When scoring your documents, you may see that it's possible to score a perfect 100 even though all of your documents are rated with the lowest score.

Score 100 with all 1's

One weird thing about NDCG is that it works with the ideal ordering of rated documents. Ie 4,3,2,1 and 3,3,1 and 1,1,1 all score the same. This means that no matter the rating, if the final results meet the ideal ordering, the score will be 100. So, if you score ten documents as 1,4,1,1,1,1,1,1,1,1, you get a 72. Tweak your algorithm to move that 4 to be first so that it's sorted as 4,1,1,1,1,1,1,1,1,1 and boom, you are back to 100 (even though 90% of the documents were rated as irrelevant)!

Local vs Global Scoring

Another issue is that the default NDCG@10 scorer only looks at the documents that are returned by the search engine. This is sometimes called the "NDCG Local" variant. If you know that there are other highly relevant documents that you've scored, using the Explain Other feature to find and score them, then you would think they would contribute to the score?

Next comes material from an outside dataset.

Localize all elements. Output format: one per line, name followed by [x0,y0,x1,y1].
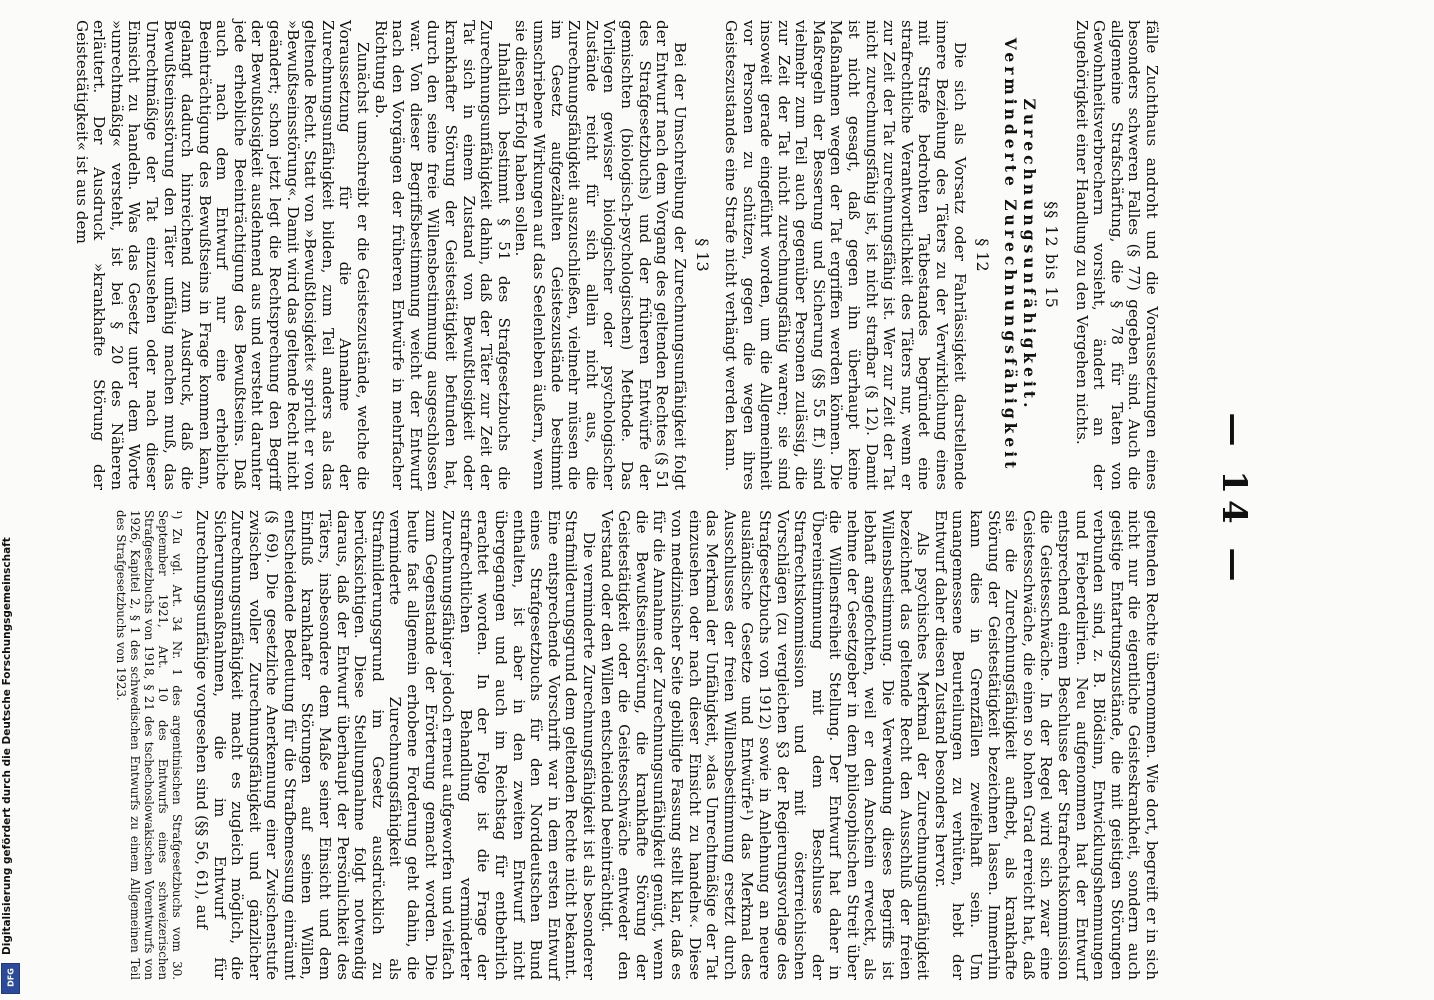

Imagine if your search engine returns a single document rated a 1, then you currently get 100 as the score.

explain other

If you then went and used Explain Other to find some other docs that you score as a 1,4,4, then you would think NDCG would look at the score as 1,1,4,4, and give you a very low score for not having 4's higher! That would be the "NDCG Global" variant, which is currently not supported. This is tracked in https://github.com/o19s/quepid/issues/78.